Decanato - Facoltà di scienze informatiche

Data: 26 Settembre 2024 / 16:30 - 19:00

USI East Campus, Room D0.03

You are cordially invited to attend the PhD Dissertation Defence of Nenad Milosevic on Thursday 26 September 2024 at 16:30 in room D0.03.

Abstract:
State machine replication and consensus are crucial for the reliability and robustness of distributed systems. This thesis examines these problems in the context of modern decentralized systems, particularly blockchains. Specifically, it explores the integration of gossip communication with consensus protocols and investigates synchronous Byzantine fault-tolerant (BFT) consensus protocols. We first explore the impact of gossip-based communication on consensus protocols, using the Paxos algorithm as a case study. We introduce Semantic Gossip, which optimizes gossip communication through semantic filtering and aggregation. Experimental results demonstrate that Semantic Gossip reduces message overhead and improves performance while maintaining reliability. Next, we assess the robustness of synchronous BFT consensus protocols under synchrony violations and Byzantine attacks. We propose a novel evaluation methodology and apply it to a new protocol, Sync Tendermint, showing that communication diversity and redundancy enable Sync Tendermint to tolerate synchrony violations without compromising correctness, resulting in lower synchrony bounds and enhanced performance. Finally, motivated by experimental data on message delays, we present a hybrid synchronous system model that distinguishes between small and large messages.
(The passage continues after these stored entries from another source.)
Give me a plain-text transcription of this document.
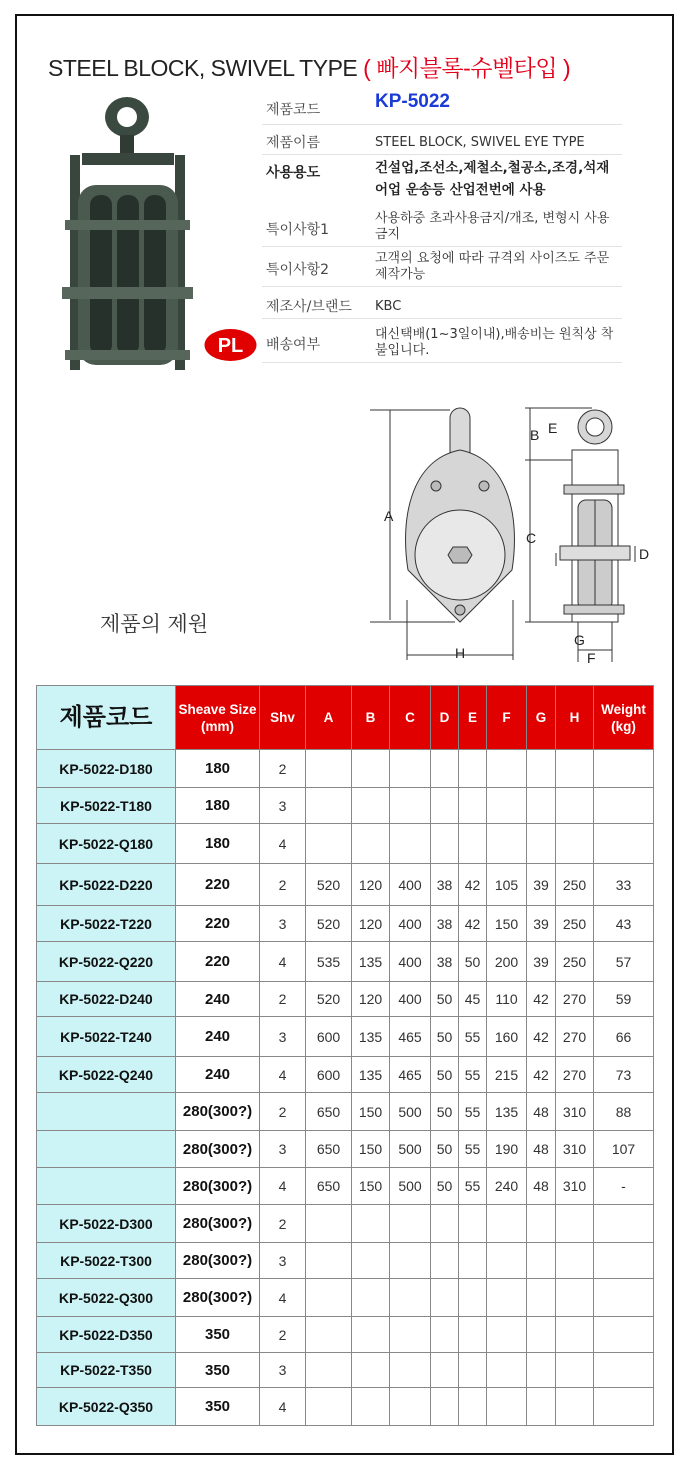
STEEL BLOCK, SWIVEL TYPE ( 빠지블록-슈벨타입 )
PL
제품코드	KP-5022
제품이름	STEEL BLOCK, SWIVEL EYE TYPE
사용용도	건설업,조선소,제철소,철공소,조경,석재 어업 운송등 산업전번에 사용
특이사항1
사용하중 초과사용금지/개조, 변형시 사용금지
특이사항2
고객의 요청에 따라 규격외 사이즈도 주문제작가능
제조사/브랜드 KBC
배송여부
대신택배(1~3일이내),배송비는 원칙상 착불입니다.
제품의 제원
A
H
B E
C
D
G
F
제품코드	Sheave Size (mm)	Shv	A	B	C	D	E	F	G	H	Weight (kg)
KP-5022-D180	180	2									
KP-5022-T180	180	3									
KP-5022-Q180	180	4									
KP-5022-D220	220	2	520	120	400	38	42	105	39	250	33
KP-5022-T220	220	3	520	120	400	38	42	150	39	250	43
KP-5022-Q220	220	4	535	135	400	38	50	200	39	250	57
KP-5022-D240	240	2	520	120	400	50	45	110	42	270	59
KP-5022-T240	240	3	600	135	465	50	55	160	42	270	66
KP-5022-Q240	240	4	600	135	465	50	55	215	42	270	73
	280(300?)	2	650	150	500	50	55	135	48	310	88
	280(300?)	3	650	150	500	50	55	190	48	310	107
	280(300?)	4	650	150	500	50	55	240	48	310	-
KP-5022-D300	280(300?)	2									
KP-5022-T300	280(300?)	3									
KP-5022-Q300	280(300?)	4									
KP-5022-D350	350	2									
KP-5022-T350	350	3									
KP-5022-Q350	350	4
Within this model, we develop AlterBFT, a BFT consensus protocol that relies on the timely delivery of small messages for agreement while requiring large messages to be eventually timely to ensure progress. Our evaluation shows that AlterBFT achieves significantly lower latency than state-of-the-art synchronous protocols and offers comparable performance and higher resilience than state-of-the-art partially synchronous protocols. This thesis advances the understanding of consensus in partially connected and synchronous environments, providing practical solutions to improve the performance and robustness of distributed systems.

Dissertation Committee:
- Prof. Fernando Pedone, Università della Svizzera italiana, Switzerland (Research Advisor)
- Prof. Patrick Thomas Eugster, Università della Svizzera italiana, Switzerland (Internal Member)
- Prof. Robert Soulé, Università della Svizzera italiana, Switzerland (Internal Member)
- Prof. Benoit Garbinato, UNIL, Switzerland (External Member)
- Prof. Marko Vukolic, Protocol Labs (External Member)
- Prof. Josef Widder, Informal Systems, Austria (External Member)